Just before we got to Pakistan last week Ayub’s people gave Oehlert their answer to the half-and-half proposition put to them in October. Their counter-offer is to buy 100,000 tons if it is part of a package containing 400,000 tons in PL480 wheat. In short, they have responded to our proposal of a 1–1 ratio between purchases and PL480 with a counter-offer of 4–1. It is this package, totaling 500,000 tons, that Ayub discussed with you.
3.

Oehlert recommends we accept Ayub’s counter-offer. Freeman and Gaud support that recommendation.

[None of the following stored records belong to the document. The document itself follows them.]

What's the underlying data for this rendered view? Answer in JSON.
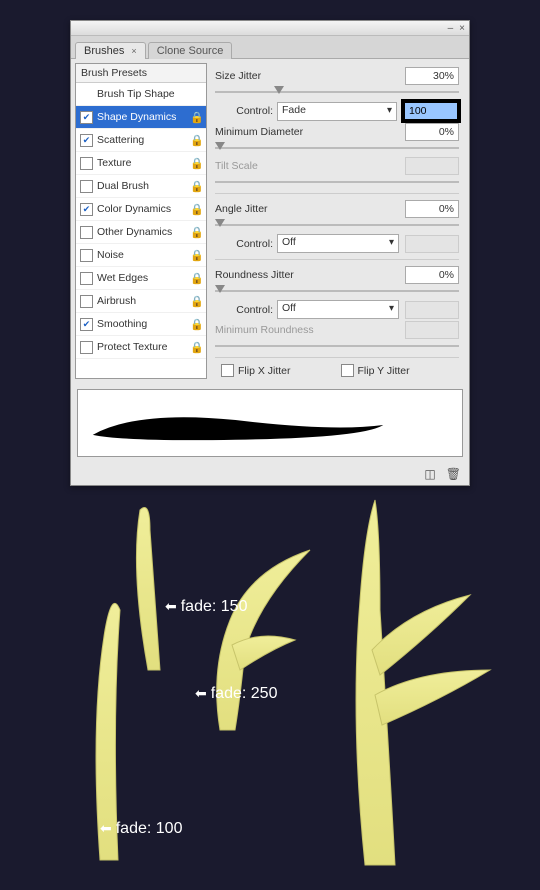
{
  "tabs": {
    "active": "Brushes",
    "inactive": "Clone Source"
  },
  "sidebar": {
    "presets_label": "Brush Presets",
    "items": [
      {
        "label": "Brush Tip Shape",
        "checkbox": false,
        "checked": false,
        "lock": false,
        "selected": false
      },
      {
        "label": "Shape Dynamics",
        "checkbox": true,
        "checked": true,
        "lock": true,
        "selected": true
      },
      {
        "label": "Scattering",
        "checkbox": true,
        "checked": true,
        "lock": true,
        "selected": false
      },
      {
        "label": "Texture",
        "checkbox": true,
        "checked": false,
        "lock": true,
        "selected": false
      },
      {
        "label": "Dual Brush",
        "checkbox": true,
        "checked": false,
        "lock": true,
        "selected": false
      },
      {
        "label": "Color Dynamics",
        "checkbox": true,
        "checked": true,
        "lock": true,
        "selected": false
      },
      {
        "label": "Other Dynamics",
        "checkbox": true,
        "checked": false,
        "lock": true,
        "selected": false
      },
      {
        "label": "Noise",
        "checkbox": true,
        "checked": false,
        "lock": true,
        "selected": false
      },
      {
        "label": "Wet Edges",
        "checkbox": true,
        "checked": false,
        "lock": true,
        "selected": false
      },
      {
        "label": "Airbrush",
        "checkbox": true,
        "checked": false,
        "lock": true,
        "selected": false
      },
      {
        "label": "Smoothing",
        "checkbox": true,
        "checked": true,
        "lock": true,
        "selected": false
      },
      {
        "label": "Protect Texture",
        "checkbox": true,
        "checked": false,
        "lock": true,
        "selected": false
      }
    ]
  },
  "controls": {
    "size_jitter_label": "Size Jitter",
    "size_jitter_value": "30%",
    "control_label": "Control:",
    "size_control_value": "Fade",
    "size_fade_input": "100",
    "min_diameter_label": "Minimum Diameter",
    "min_diameter_value": "0%",
    "tilt_scale_label": "Tilt Scale",
    "angle_jitter_label": "Angle Jitter",
    "angle_jitter_value": "0%",
    "angle_control_value": "Off",
    "roundness_jitter_label": "Roundness Jitter",
    "roundness_jitter_value": "0%",
    "roundness_control_value": "Off",
    "min_roundness_label": "Minimum Roundness",
    "flipx_label": "Flip X Jitter",
    "flipy_label": "Flip Y Jitter"
  },
  "annotations": {
    "a1": "fade: 150",
    "a2": "fade: 250",
    "a3": "fade: 100"
  }
}
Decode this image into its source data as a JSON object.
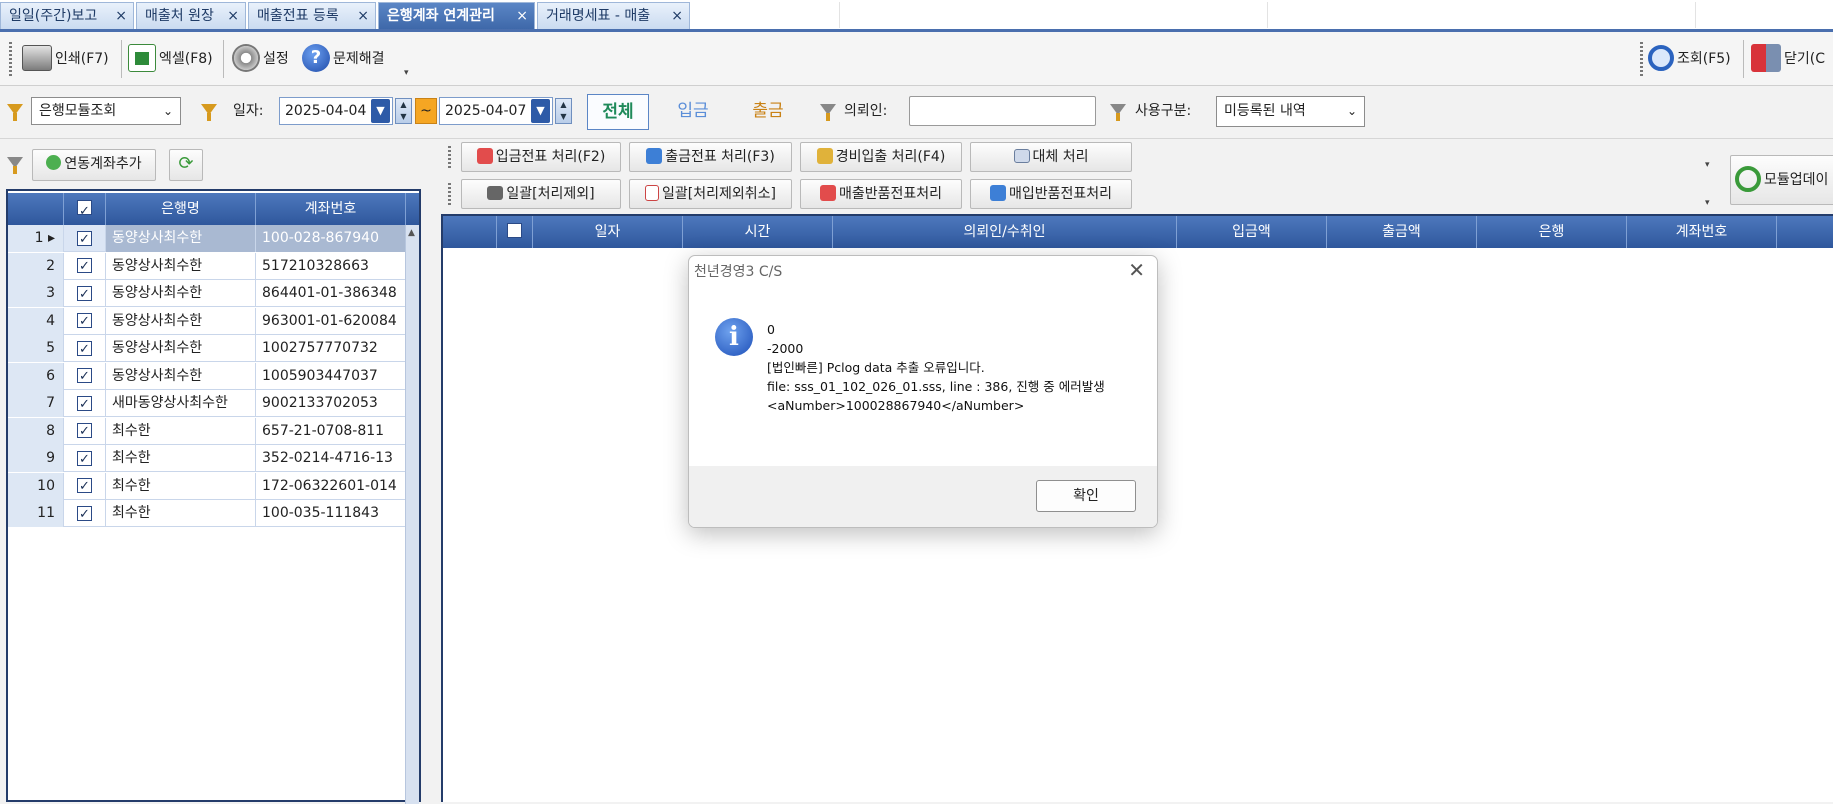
{
  "tabs": [
    {
      "label": "일일(주간)보고",
      "active": false
    },
    {
      "label": "매출처 원장",
      "active": false
    },
    {
      "label": "매출전표 등록",
      "active": false
    },
    {
      "label": "은행계좌 연계관리",
      "active": true
    },
    {
      "label": "거래명세표 - 매출",
      "active": false
    }
  ],
  "tab_close": "×",
  "toolbar": {
    "print": "인쇄(F7)",
    "excel": "엑셀(F8)",
    "settings": "설정",
    "help": "문제해결",
    "search": "조회(F5)",
    "close": "닫기(C"
  },
  "filter": {
    "mode": "은행모듈조회",
    "date_label": "일자:",
    "date_from": "2025-04-04",
    "date_to": "2025-04-07",
    "tilde": "~",
    "all": "전체",
    "deposit": "입금",
    "withdraw": "출금",
    "client_label": "의뢰인:",
    "client_value": "",
    "usage_label": "사용구분:",
    "usage_value": "미등록된 내역"
  },
  "left_toolbar": {
    "add_account": "연동계좌추가"
  },
  "actions": {
    "row1": [
      "입금전표 처리(F2)",
      "출금전표 처리(F3)",
      "경비입출 처리(F4)",
      "대체 처리"
    ],
    "row2": [
      "일괄[처리제외]",
      "일괄[처리제외취소]",
      "매출반품전표처리",
      "매입반품전표처리"
    ],
    "module_update": "모듈업데이"
  },
  "account_grid": {
    "headers": {
      "bank": "은행명",
      "account": "계좌번호"
    },
    "rows": [
      {
        "no": "1",
        "checked": true,
        "bank": "동양상사최수한",
        "account": "100-028-867940",
        "selected": true
      },
      {
        "no": "2",
        "checked": true,
        "bank": "동양상사최수한",
        "account": "517210328663"
      },
      {
        "no": "3",
        "checked": true,
        "bank": "동양상사최수한",
        "account": "864401-01-386348"
      },
      {
        "no": "4",
        "checked": true,
        "bank": "동양상사최수한",
        "account": "963001-01-620084"
      },
      {
        "no": "5",
        "checked": true,
        "bank": "동양상사최수한",
        "account": "1002757770732"
      },
      {
        "no": "6",
        "checked": true,
        "bank": "동양상사최수한",
        "account": "1005903447037"
      },
      {
        "no": "7",
        "checked": true,
        "bank": "새마동양상사최수한",
        "account": "9002133702053"
      },
      {
        "no": "8",
        "checked": true,
        "bank": "최수한",
        "account": "657-21-0708-811"
      },
      {
        "no": "9",
        "checked": true,
        "bank": "최수한",
        "account": "352-0214-4716-13"
      },
      {
        "no": "10",
        "checked": true,
        "bank": "최수한",
        "account": "172-06322601-014"
      },
      {
        "no": "11",
        "checked": true,
        "bank": "최수한",
        "account": "100-035-111843"
      }
    ]
  },
  "tx_grid": {
    "headers": [
      "일자",
      "시간",
      "의뢰인/수취인",
      "입금액",
      "출금액",
      "은행",
      "계좌번호"
    ]
  },
  "dialog": {
    "title": "천년경영3 C/S",
    "close": "✕",
    "lines": [
      "0",
      "-2000",
      "[법인빠른] Pclog data 추출 오류입니다.",
      "file: sss_01_102_026_01.sss, line : 386, 진행 중 에러발생",
      "<aNumber>100028867940</aNumber>"
    ],
    "ok": "확인"
  },
  "colors": {
    "tab_active": "#3d67a8",
    "header_blue": "#2f579c",
    "deposit": "#5b8ed8",
    "withdraw": "#c98216",
    "all": "#1f8a5a"
  }
}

I support the recommendation that we accept Ayub’s proposal, but I want to be sure that we are following your wishes in accepting a somewhat less favorable proposition than you instructed us to put to the Pakistanis. Oehlert rightly points out that they are in a rough foreign exchange position, and that even this proposal is generous in a bumper crop year. I don’t think we will do any better by pushing, although we may be able to move some more PL480 wheat for buffer stocks in 1968. For now, I recommend you authorize us to accept the Ayub proposition.3

  1. Source: Johnson Library, National Security File, Country File, Pakistan, Vol. VIII, Memos, 8/67–4/68. Confidential.
  2. December 26.
  3. The President approved the recommendation.